An examination was made of the coronary thrombolytic effects of
nasaruplase in a canine model of acute
myocardial infarction. The model was produced by selective injection of an artificial
thrombus into the coronary artery stenosed by
laser ablation. Intravenous
nasaruplase (8 U/kg/min) showed an equivalent thrombolytic effect to a recombinant
tissue-type plasminogen activator (rt-PA, 10,000 IU/kg/min) as assessed by reperfusion rate (78.6 versus 79.2%) and reperfusion time (37.4 +/- 5.2 versus 37.0 +/- 2.5 min).
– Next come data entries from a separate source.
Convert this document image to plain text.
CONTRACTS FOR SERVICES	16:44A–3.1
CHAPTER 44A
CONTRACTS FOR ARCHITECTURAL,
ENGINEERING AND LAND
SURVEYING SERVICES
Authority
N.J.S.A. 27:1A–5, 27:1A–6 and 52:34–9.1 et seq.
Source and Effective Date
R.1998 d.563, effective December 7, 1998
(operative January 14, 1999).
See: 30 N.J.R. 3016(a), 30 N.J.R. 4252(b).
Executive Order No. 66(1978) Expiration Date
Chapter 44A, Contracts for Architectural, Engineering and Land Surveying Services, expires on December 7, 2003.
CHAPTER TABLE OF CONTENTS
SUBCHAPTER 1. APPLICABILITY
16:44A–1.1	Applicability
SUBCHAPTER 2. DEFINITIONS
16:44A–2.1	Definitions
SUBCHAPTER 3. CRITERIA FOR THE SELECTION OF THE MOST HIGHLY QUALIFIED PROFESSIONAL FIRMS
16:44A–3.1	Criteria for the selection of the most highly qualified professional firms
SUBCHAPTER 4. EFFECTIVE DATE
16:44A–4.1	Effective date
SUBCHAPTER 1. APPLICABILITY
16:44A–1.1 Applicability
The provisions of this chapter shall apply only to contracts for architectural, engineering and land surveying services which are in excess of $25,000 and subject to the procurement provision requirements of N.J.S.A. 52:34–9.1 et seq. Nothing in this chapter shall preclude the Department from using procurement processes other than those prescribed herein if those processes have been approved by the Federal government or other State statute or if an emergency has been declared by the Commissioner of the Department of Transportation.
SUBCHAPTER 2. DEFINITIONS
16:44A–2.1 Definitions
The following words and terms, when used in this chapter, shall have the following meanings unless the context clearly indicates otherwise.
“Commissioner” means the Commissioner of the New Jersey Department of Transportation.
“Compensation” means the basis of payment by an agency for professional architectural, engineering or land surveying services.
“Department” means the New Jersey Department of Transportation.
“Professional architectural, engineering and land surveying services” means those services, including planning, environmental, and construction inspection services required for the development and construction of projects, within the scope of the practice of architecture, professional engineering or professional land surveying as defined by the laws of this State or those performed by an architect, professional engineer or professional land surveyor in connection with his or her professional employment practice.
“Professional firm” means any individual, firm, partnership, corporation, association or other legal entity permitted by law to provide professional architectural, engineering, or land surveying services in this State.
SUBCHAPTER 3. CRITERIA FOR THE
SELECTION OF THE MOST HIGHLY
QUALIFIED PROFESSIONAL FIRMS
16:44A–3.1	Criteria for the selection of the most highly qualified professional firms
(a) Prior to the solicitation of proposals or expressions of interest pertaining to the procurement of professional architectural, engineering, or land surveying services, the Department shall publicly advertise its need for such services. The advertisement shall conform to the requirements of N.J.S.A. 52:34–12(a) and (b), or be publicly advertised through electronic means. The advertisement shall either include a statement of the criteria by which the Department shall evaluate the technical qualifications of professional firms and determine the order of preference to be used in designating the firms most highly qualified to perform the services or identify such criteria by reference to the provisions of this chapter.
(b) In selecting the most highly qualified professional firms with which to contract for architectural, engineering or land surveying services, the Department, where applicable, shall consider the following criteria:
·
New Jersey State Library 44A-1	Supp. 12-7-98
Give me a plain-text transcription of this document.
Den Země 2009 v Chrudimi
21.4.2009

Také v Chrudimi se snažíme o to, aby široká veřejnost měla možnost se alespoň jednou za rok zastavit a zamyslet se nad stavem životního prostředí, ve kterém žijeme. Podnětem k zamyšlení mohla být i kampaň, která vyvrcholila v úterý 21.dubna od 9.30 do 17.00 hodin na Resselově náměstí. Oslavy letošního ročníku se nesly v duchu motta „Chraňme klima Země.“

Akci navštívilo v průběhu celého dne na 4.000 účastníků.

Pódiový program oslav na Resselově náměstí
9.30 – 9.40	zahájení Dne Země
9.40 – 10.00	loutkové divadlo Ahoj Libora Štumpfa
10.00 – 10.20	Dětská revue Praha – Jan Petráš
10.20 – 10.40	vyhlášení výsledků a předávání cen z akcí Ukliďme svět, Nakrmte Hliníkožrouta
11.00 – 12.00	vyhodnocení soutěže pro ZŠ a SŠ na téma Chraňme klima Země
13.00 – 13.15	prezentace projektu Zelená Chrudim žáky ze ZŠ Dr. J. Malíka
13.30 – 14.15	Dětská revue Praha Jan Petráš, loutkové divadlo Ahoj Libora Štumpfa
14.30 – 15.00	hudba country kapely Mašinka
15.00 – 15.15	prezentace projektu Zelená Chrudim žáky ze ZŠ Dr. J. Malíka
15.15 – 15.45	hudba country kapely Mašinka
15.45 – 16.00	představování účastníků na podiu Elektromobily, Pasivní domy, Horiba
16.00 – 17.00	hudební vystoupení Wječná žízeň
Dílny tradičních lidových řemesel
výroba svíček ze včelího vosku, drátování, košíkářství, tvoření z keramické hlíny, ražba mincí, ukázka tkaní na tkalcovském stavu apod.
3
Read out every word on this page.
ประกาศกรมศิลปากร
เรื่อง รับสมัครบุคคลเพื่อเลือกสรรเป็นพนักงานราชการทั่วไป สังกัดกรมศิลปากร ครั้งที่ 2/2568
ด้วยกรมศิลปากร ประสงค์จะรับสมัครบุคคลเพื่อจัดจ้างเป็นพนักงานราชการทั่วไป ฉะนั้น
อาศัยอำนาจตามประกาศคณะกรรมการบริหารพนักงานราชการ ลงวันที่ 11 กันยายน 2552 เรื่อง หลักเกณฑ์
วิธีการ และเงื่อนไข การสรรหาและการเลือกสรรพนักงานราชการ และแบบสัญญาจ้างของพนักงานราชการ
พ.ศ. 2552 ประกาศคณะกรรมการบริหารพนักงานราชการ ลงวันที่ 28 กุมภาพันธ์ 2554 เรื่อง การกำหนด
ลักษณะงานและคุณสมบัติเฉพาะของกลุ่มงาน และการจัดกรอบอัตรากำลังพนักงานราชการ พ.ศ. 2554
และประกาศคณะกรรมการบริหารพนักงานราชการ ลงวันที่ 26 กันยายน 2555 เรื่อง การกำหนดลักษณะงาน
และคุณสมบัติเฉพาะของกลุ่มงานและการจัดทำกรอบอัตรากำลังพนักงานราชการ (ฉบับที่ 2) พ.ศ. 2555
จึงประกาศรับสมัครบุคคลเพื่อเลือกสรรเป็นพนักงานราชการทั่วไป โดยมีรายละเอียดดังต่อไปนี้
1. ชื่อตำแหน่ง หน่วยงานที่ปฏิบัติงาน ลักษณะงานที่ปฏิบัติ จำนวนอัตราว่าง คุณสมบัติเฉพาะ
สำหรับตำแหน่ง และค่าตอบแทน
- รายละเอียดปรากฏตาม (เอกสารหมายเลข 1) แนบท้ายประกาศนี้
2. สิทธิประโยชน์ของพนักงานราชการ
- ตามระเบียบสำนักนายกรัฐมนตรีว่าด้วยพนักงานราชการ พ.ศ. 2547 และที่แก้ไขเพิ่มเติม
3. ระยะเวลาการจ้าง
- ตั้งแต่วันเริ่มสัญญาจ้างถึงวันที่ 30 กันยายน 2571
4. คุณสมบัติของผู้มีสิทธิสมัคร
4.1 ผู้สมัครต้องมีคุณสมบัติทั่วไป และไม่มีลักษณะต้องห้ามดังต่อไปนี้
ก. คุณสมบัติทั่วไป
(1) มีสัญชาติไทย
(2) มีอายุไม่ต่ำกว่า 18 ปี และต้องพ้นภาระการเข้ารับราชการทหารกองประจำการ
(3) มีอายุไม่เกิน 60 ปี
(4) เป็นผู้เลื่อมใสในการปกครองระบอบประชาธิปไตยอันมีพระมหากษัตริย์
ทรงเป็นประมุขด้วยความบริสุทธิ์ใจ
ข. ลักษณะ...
Nasaruplase decreased the plasma
alpha 2-plasmin inhibitor (alpha 2-PI) level by 28% immediately after reperfusion, but hardly altered
fibrinogen or
plasmin-
alpha 2-plasmin inhibitor complex (PIC) levels. By contrast, rt-PA significantly decreased plasma alpha 2-PI and
fibrinogen levels, by 84% and 92% respectively, and, increased PIC level more than 70-fold. Hemorrhagic
infarction occurred in 2 of 14 animals in the
nasaruplase group and in 9 of 19 animals in the rt-PA group. In these animals, significant correlations were found between the ratio of the hemorrhagic
infarction area to total
infarct area and the plasma alpha 2-PI (r = -0.740, p < 0.05) or
fibrinogen (r = -0.798, p < 0.05) concentrations, as well as between the recovery rate of left ventricular regional wall motion and the plasma alpha 2-PI (r = 0.924, p < 0.01) or
fibrinogen (r = 0.864, p < 0.01) concentrations. It is concluded that
nasaruplase is a potent
thrombolytic agent which preserves left ventricular function with a lesser rate of hemorrhagic
infarction than rt-PA. Further,
nasaruplase administration results in recovery of left ventricular regional wall motion and systolic function, such as Vmax.